Unless you live in the desert, the ground is always wet; and that ground water is always pushing its way in. Footing drains can carry away bulk groundwater, but foundations also have to disrupt capillarity. Water in the soil will wick all the way up to the roof framing if you let it. Capillary breaks such as brush-on damp-proofing, sill sealer, and rigid insulation block this process. A foundation is a bad place to cut corners because problems are expensive and complicated to fix after a house is finished.
Double-stud walls use common materials and familiar assemblies to create a low-tech, energy-efficient wall with lots of room for thick insulation. This framing method virtually eliminates thermal bridging through the studs and greatly reduces sound transmission through walls.
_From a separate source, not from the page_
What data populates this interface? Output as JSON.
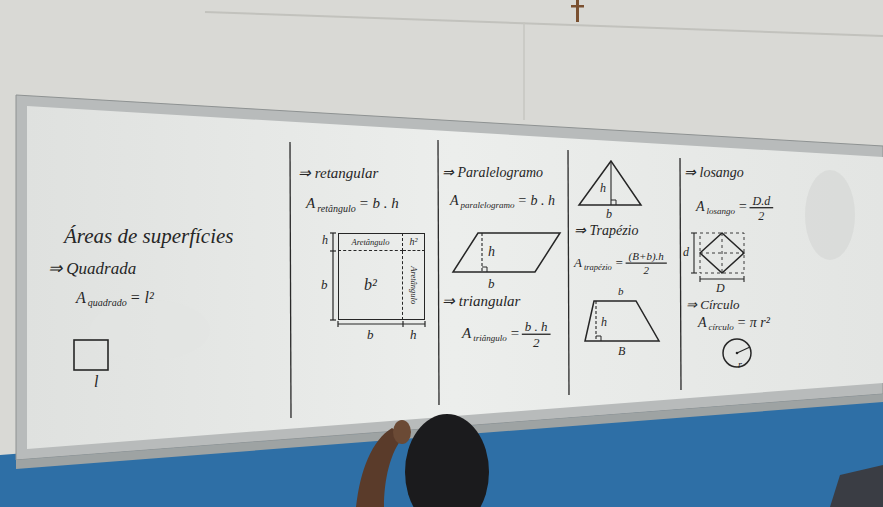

The basic strategy is simple: The exterior walls are built from two parallel stud walls with a gap between the rows for extra insulation. Many builders use two parallel 2x4 walls with a 5-inch gap between them to create a 12-inch-thick wall. Of course, the wall can be thicker or thinner as circumstances dictate.
The most commonly used insulation for this method of construction is dense-packed cellulose, although other types of insulation (including blown-in fiberglass, mineral wool batts, or open-cell spray polyurethane foam) can certainly be used.